Re: [PATCH] drm/sched: Don't disturb the entity when in RR-mode scheduling

Danilo Krummrich <dakr@xxxxxxxxxx> · Wed, 8 Nov 2023 01:41:15 +0100

On 11/7/23 05:10, Luben Tuikov wrote:
Don't call drm_sched_select_entity() in drm_sched_run_job_queue().  In fact,
rename __drm_sched_run_job_queue() to just drm_sched_run_job_queue(), and let
it do just that, schedule the work item for execution.

The problem is that drm_sched_run_job_queue() calls drm_sched_select_entity()
to determine if the scheduler has an entity ready in one of its run-queues,
and in the case of the Round-Robin (RR) scheduling, the function
drm_sched_rq_select_entity_rr() does just that, selects the _next_ entity
which is ready, sets up the run-queue and completion and returns that
entity.
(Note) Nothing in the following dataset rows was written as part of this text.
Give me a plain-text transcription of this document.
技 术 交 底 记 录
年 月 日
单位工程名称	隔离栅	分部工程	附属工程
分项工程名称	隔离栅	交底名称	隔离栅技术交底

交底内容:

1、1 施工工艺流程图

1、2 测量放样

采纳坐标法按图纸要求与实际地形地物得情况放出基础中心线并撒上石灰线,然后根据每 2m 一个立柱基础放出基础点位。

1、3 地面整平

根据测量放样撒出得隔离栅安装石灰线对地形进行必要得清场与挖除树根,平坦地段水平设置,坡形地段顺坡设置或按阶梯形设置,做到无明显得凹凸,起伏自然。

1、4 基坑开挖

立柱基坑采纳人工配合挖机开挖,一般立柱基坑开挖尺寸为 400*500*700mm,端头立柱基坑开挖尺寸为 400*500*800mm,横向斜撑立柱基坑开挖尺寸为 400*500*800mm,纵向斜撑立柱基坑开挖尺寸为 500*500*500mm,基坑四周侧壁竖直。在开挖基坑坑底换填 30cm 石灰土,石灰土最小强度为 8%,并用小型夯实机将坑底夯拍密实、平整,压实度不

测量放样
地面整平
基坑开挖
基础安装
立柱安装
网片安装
The FIFO scheduling algorithm is unaffected.

Now, since drm_sched_run_job_work() also calls drm_sched_select_entity(), then
in the case of RR scheduling, that would result in drm_sched_select_entity()
having been called twice, which may result in skipping a ready entity if more
than one entity is ready. This commit fixes this by eliminating the call to
drm_sched_select_entity() from drm_sched_run_job_queue(), and leaves it only
in drm_sched_run_job_work().

v2: Rebased on top of Tvrtko's renames series of patches. (Luben)
     Add fixes-tag. (Tvrtko)

Signed-off-by: Luben Tuikov <ltuikov89@xxxxxxxxx>
Fixes: f7fe64ad0f22ff ("drm/sched: Split free_job into own work item")
---
  drivers/gpu/drm/scheduler/sched_main.c | 16 +++-------------
  1 file changed, 3 insertions(+), 13 deletions(-)

diff --git a/drivers/gpu/drm/scheduler/sched_main.c b/drivers/gpu/drm/scheduler/sched_main.c
index 27843e37d9b769..cd0dc3f81d05f0 100644
--- a/drivers/gpu/drm/scheduler/sched_main.c
+++ b/drivers/gpu/drm/scheduler/sched_main.c
@@ -256,10 +256,10 @@ drm_sched_rq_select_entity_fifo(struct drm_sched_rq *rq)
  }
  
  /**
- * __drm_sched_run_job_queue - enqueue run-job work
+ * drm_sched_run_job_queue - enqueue run-job work
   * @sched: scheduler instance
   */
-static void __drm_sched_run_job_queue(struct drm_gpu_scheduler *sched)
+static void drm_sched_run_job_queue(struct drm_gpu_scheduler *sched)
  {
  	if (!READ_ONCE(sched->pause_submit))
  		queue_work(sched->submit_wq, &sched->work_run_job);
@@ -928,7 +928,7 @@ static bool drm_sched_can_queue(struct drm_gpu_scheduler *sched)
  void drm_sched_wakeup(struct drm_gpu_scheduler *sched)
  {
  	if (drm_sched_can_queue(sched))
-		__drm_sched_run_job_queue(sched);
+		drm_sched_run_job_queue(sched);
  }
  
  /**
@@ -1040,16 +1040,6 @@ drm_sched_pick_best(struct drm_gpu_scheduler **sched_list,
  }
  EXPORT_SYMBOL(drm_sched_pick_best);
  
-/**
- * drm_sched_run_job_queue - enqueue run-job work if there are ready entities
- * @sched: scheduler instance
- */
-static void drm_sched_run_job_queue(struct drm_gpu_scheduler *sched)
-{
-	if (drm_sched_select_entity(sched))

Hm, now that I rebase my patch to implement dynamic job-flow control I recognize that
we probably need the peek semantics here. If we do not select an entity here, we also
do not check whether the corresponding job fits on the ring.

Alternatively, we simply can't do this check in drm_sched_wakeup(). The consequence would
be that we don't detect that we need to wait for credits to free up before the run work is
already executing and the run work selects an entity.

- Danilo

-		__drm_sched_run_job_queue(sched);
-}
-
  /**
   * drm_sched_free_job_work - worker to call free_job
   *

base-commit: 27d9620e9a9a6bc27a646b464b85860d91e21af3